The synthesis of the potentially hexadentate ditopic ligand L1, which contains both N-donor and crown ether binding units, is described. Reaction of L1 with Zn(II) results in the formation of a dinuclear double helicate ([Zn2(L1)2](ClO4)4), which has been structurally characterized. In the solid state, each ligand splits into two tridentate binding domains with two Zn(II) ions coordinated by two bridging ligands in a double helicate arrangement.
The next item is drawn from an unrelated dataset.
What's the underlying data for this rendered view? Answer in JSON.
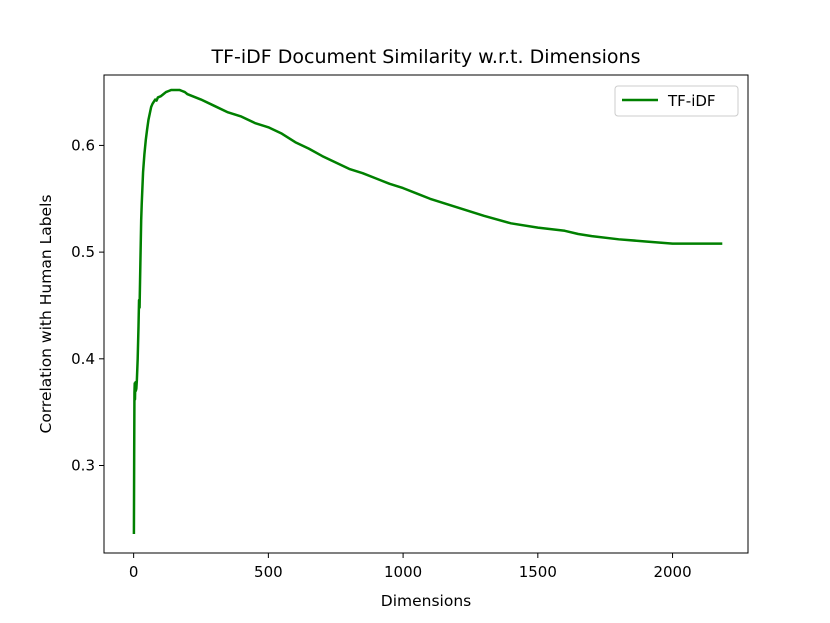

This complex can further react with s-block metal ions via the crown ether unit resulting in the structurally characterized zinc-containing helicate [Zn2(L1)2Ba2](ClO4)8. Ligand recognition studies of this helicate with a ligand that does not contain the crown ether unit but does contain the same N-donor array (L2) demonstrates, via both 1H NMR and ESI-MS studies, that a ligand recognition process does occur and the major species observed are the homoleptic species ([Zn2(L1)2](ClO4)4 and [Zn2(L2)2](ClO4)4). Addition of barium ions to the mixture increases the amount of the heteroleptic species ([Zn2(L1)(L2)](ClO4)4) present, resulting in an equal amount of homoleptic and heteroleptic species. This change in ligand recognition properties is attributed to electrostatic effects.